Advisers to pay more for FASEA exam under ASIC

The Government has released exposure draft legislation and consultation documents for the Better Advice Bill, including an increase in the Financial Adviser Standards and Ethics Authority (FASEA) exam fee.

The bill was introduced into Parliament on 24 June, 2021, and would cover areas including establishing a single disciplinary body and registration system for financial advisers, a single disciplinary and registration system for financial advisers that provide tax (financial) advice service and the wind-up of the FASEA into the Australian Securities Investments Commission (ASIC).

Within the legislation, it said the exam run under ASIC would cost $948 compared to $540 plus GST under FASEA.

Related News:

It would also cost $218 for ASIC to review the marking of one or more answers to non-multiple choice questions.

This would apply to those advisers who had not yet passed by the exam by the end of 2021 and needed to re-sit in 2022.

Advisers to be registered as a relevant provider by ASIC would also need to pay a fee of $95.

Other measures related to the exam included the removal of the three-month waiting period before being able to re-sit the exam and more flexibility to allow candidates to sit the exam in person, virtually or through alternative arrangements.

Consultation was being sought on:

  • Setting the criteria for when ASIC must refer matters to the single disciplinary body;
  • Specifying the administrative sanctions made against a financial adviser that must be included on the Financial Advisers Register;
  • Extending the deadline to complete the financial adviser exam to 30 September 2022 for financial advisers who have attempted the exam twice before 31 December 2021; 
  • Proposing new fees for the financial adviser exam and registration of financial advisers from 1 January, 2022; and
  • Outlining the registration, education and training requirements for financial advisers providing tax (financial) advice services.

The Government said it intended the legislation would come into force on 1 January, 2022, and stakeholders were invited to comment on the exposure draft by 15 October.

Recommended for you




More taxes from the Federal Liberal government.

what a "bloody mess' If this is not a "squeeze" on advisers who are still unsure about sitting the exam this extra cost should help them make up their minds pretty quickly.
What other surprises does ASIC have for us going forward.

The FASEA exam is hardly a surprise.

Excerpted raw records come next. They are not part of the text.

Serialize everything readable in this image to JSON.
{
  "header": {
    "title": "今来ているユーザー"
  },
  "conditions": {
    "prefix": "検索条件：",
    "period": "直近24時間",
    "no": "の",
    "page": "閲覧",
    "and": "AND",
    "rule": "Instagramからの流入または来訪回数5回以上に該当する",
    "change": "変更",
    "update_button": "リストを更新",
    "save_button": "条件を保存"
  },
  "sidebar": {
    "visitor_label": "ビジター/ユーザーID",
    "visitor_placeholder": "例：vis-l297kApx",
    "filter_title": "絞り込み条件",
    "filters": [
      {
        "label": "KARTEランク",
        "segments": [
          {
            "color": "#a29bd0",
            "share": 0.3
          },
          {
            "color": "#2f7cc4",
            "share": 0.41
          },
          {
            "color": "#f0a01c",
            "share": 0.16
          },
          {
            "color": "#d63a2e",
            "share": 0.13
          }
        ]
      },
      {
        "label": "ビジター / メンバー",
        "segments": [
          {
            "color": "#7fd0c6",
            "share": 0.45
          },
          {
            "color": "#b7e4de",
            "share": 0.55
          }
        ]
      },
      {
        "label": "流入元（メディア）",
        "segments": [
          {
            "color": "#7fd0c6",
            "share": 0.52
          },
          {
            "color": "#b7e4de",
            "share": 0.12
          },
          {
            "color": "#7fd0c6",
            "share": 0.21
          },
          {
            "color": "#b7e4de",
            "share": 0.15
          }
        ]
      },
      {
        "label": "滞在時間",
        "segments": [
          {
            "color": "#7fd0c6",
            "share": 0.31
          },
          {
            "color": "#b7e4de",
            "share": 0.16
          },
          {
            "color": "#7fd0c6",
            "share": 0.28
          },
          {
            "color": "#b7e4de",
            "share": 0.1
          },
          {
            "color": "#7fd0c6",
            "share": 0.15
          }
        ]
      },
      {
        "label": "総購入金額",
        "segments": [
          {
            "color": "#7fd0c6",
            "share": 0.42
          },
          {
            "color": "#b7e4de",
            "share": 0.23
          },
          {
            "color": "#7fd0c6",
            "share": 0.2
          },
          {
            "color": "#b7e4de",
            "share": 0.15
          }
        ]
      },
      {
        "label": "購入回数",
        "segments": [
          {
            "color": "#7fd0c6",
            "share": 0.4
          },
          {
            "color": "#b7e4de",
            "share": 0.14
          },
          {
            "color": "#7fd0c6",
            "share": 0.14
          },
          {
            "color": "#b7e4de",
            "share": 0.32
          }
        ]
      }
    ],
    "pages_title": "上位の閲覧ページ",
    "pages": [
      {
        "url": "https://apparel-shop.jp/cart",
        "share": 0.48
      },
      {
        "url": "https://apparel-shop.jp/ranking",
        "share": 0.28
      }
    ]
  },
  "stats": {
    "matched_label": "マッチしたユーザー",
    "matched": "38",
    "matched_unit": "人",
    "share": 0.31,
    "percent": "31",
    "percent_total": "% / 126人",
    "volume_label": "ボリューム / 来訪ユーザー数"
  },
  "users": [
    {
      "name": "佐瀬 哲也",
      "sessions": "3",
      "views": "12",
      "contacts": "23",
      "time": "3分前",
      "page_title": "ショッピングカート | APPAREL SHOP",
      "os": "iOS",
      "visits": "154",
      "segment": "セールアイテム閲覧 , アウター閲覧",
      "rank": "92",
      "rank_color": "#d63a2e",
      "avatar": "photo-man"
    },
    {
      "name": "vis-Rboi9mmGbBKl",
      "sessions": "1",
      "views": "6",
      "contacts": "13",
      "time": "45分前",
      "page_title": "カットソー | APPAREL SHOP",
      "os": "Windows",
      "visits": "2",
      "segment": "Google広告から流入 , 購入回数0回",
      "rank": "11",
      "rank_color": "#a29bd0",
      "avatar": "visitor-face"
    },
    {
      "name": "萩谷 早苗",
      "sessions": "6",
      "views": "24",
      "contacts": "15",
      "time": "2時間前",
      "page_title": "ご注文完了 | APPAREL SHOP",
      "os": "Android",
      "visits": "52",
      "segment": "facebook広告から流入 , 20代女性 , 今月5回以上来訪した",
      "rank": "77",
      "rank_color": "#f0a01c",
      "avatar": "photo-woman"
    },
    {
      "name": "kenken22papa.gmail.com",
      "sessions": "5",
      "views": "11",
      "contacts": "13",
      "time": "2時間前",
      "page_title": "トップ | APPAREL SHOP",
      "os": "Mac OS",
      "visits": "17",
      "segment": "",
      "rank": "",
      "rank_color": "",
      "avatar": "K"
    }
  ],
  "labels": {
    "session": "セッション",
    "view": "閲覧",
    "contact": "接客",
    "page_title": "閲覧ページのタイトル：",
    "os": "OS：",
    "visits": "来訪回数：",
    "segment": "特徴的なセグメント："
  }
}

Advisers have had two and a half years and up to 8 attempts to pass it. The date has already been extended once, and now you are claiming this additional extension is unfair because the price has increased???

If this "squeezes" out those advisers who still haven't passed and are "unsure" about extending again, then it will be one of the few sensible things ASIC has done.

It's probably just complete inefficiencies at the ASIC which has lead to the increase in costs. One day it is one price, then next it is higher. Perhaps the ASIC found people who do do less for more to run the exams from here on in?

A system which itself cannot run efficiently to reduce costs wants advisers to reduce fees. Never voting for these idiots again. I guess none of those in lowers ranks will ever do.
Why no one has ever asked for education standards for politicians. A degree in political sciences should a minimum.

I have learnt to expect nothing better from the Liberal Party - Jane Hume is certainly keeping up the high standard of completely unelectable.

Seriously, Liberals can't turn around and say they want any Financial Planner voting for them - can they?

Not just advisers. Our families, staff, ancillary workers and clients are all on this crazy journey with us. They see the higher costs, insane red tape crap and disruption caused by this government. For every adviser vote that swings there will be at least 20 more within their circle of influence. It will absolutely turn marginal electorates. Lucky the coalition have a thumping majority. Wait what?

What a surprise, NOT!! ASIC had to make up for their revenue shortfall somehow following Minister Hume's announcement of the Supervisory Levy freeze. A major bugbear has been the lack of transparency over the original fee. and how much was paid to ACER for marking & supervising the exam. Given COVID, venue charges would have been non existent and the remote supervisor (Proctor) doesn't cost anywhere near as much as venues with in-person supervisors. Can we expect to see any transparency from ASIC to satisfy ourselves that ASIC aren't using financial planners as a cash cow.


This is becoming more like Monty Python every week, If the exam was about technical issues I could accept but not about ethics. Even if it was about common sense issues I could understand relating to ethical issues, but no that is not the case.
What a waste of time and resources while at the same time alienating the advisers just trying to provide benefits for their people.

There is no logical reason to increase cost anon It has suddenly been sprung on these advisers without any thought Just another part of this government body using advisers as cash cows

ASIC will be part of the exam marking process? May you live in interesting times.

As advisers we already pay $563 to register via TPB/ASIC in addition to the licensee fees. If that comes down to $95 then great....otherwise shove that in your pipe. A modest increase in FASEA exam fees isreasonable but a 56%....Yeah NAH that is not reasonable and clearly recovering losses from poorly made decisions and mismanagement. If Jane Hume was worth her word she would throw that aside but like all Politicians they are only worried about the next term and what looks favourable to the public.